The store closed early for a change. Madeline, Bailey, and Kyle were meeting in the back room, trying to determine what made Nolan so determined to focus all of his attention on Madeline. Kyle was pacing back and forth across the small room while Bailey was busily typing away at the keyboard of her laptop. She had gathered all the evidence they had found so far in one place so she didn’t have to carry around her cumbersome notebook. It was stored on her flash drive, which she could conveniently stash away when she needed to. Madeline was sitting behind the desk deep in thought.

 

“He doesn’t have anything on you,”

 

Kyle said as he stopped his pacing to face her. “I don’t think you have anything to worry about. Everything he has is circumstantial.”

 

“Yeah, but that’s the problem,” Bailey said.

 

“If he keeps digging, he’ll come up with something that might stick. All he needs is something that a jury will believe.”

 

“True, but what does he have?”

 

“You keep talking about what he has,” Bailey complained. “It’s not what he has that concerns us. It’s what he might find.”

 

“Ok. Ok,” Kyle said. “What could he possibly find on Madeline?” he asked, trying to appease her.

 

“All right, let’s see.” She got up from her seat and started pacing opposite Kyle. “She was the one to find the body.”

 

“Yeah, but that could’ve been anybody,” Kyle argued.

 

“It was at her place of business.”

 

“But it was outside the business, not inside.”

 

“They had been rivals for years.”

 

“They hadn’t seen each other in years, so why kill her now?” Kyle countered.

 

“Witnesses saw them in a heated argument.”

 

“Two years ago.”

 

The two were simply at odds on Madeline’s true position in the eyes of the police.

 

“Ok. Let me tell you why you shouldn’t be concerned,” Kyle said.

 

“First, she has no history of anger problems, ever.
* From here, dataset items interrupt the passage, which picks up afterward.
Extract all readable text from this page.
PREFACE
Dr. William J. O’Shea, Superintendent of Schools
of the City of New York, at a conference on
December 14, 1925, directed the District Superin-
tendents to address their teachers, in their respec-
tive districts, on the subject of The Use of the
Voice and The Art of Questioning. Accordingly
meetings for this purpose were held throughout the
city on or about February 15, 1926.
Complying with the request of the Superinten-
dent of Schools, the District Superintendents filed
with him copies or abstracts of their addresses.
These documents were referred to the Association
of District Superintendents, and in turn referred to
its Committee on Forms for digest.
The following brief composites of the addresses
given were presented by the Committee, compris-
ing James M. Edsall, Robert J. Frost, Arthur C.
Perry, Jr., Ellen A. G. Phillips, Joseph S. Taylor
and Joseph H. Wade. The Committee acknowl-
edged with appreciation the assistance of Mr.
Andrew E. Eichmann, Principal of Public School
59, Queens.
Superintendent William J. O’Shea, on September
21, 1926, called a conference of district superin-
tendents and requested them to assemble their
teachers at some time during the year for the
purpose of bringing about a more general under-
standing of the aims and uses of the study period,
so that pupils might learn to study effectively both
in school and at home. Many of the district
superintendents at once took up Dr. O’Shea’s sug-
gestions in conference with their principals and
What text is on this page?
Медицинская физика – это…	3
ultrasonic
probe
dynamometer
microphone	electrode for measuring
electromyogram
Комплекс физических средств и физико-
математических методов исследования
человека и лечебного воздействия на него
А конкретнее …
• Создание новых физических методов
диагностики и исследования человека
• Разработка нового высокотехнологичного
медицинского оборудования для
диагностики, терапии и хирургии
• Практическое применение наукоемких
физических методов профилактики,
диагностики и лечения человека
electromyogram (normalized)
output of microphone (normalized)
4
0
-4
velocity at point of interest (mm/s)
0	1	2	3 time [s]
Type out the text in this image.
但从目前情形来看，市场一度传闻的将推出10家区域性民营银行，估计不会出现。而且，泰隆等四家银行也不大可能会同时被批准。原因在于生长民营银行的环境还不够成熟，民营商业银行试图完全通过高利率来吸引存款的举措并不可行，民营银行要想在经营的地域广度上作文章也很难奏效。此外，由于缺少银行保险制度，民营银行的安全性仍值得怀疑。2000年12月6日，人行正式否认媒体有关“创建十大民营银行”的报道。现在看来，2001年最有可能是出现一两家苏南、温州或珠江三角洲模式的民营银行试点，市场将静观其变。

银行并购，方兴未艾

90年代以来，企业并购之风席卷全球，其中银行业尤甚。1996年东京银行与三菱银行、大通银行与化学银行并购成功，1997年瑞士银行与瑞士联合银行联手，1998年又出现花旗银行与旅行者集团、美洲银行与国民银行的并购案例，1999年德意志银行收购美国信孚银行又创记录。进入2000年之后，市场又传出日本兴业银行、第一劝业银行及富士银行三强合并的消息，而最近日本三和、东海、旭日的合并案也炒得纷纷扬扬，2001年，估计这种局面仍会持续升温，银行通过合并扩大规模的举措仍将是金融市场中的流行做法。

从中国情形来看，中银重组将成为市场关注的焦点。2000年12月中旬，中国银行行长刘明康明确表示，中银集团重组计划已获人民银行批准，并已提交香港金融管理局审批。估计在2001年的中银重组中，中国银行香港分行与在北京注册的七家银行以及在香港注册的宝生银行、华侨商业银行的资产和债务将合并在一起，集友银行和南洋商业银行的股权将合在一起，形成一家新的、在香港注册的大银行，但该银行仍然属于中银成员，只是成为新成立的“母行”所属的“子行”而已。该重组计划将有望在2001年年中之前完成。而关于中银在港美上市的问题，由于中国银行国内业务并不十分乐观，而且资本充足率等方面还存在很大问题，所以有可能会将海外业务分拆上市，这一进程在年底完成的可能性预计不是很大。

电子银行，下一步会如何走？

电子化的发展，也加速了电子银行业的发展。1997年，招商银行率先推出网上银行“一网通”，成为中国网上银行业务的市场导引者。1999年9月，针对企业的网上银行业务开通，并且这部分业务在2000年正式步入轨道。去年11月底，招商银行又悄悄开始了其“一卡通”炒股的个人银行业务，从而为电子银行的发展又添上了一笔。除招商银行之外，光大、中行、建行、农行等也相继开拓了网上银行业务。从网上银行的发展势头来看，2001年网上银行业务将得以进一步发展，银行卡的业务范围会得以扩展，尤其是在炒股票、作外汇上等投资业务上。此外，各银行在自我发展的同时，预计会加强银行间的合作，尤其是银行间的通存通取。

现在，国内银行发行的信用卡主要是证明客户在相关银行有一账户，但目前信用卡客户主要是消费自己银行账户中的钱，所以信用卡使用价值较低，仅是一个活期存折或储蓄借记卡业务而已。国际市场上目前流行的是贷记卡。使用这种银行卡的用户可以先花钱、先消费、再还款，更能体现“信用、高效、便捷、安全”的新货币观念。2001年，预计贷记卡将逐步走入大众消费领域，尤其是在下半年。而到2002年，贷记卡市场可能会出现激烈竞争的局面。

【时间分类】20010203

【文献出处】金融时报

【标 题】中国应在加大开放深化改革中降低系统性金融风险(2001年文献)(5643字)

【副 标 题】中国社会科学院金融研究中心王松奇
Second, she has a strong relationship with the community with impeccable character.”

 

He finished his last statement with a sense of finality that said that his last words should’ve been enough to determine her innocence all on their own.

 

“I’m telling you that Nolan’s argument doesn’t have a leg to stand on.”

 

“Well, she’s still a suspect, no matter what you think, believe, or know,” she said with exasperation. “We have to do something.”

 

“Well Nolan has to have more to arouse his suspicions than we know, otherwise he wouldn’t be so persistent,” Madeline finally spoke up.

 

“I know why he’s so persistent,” Bailey countered. “Because she’s being set up.”

 

“No. I have a better reason,” Kyle countered. “He’s an incompetent boob.”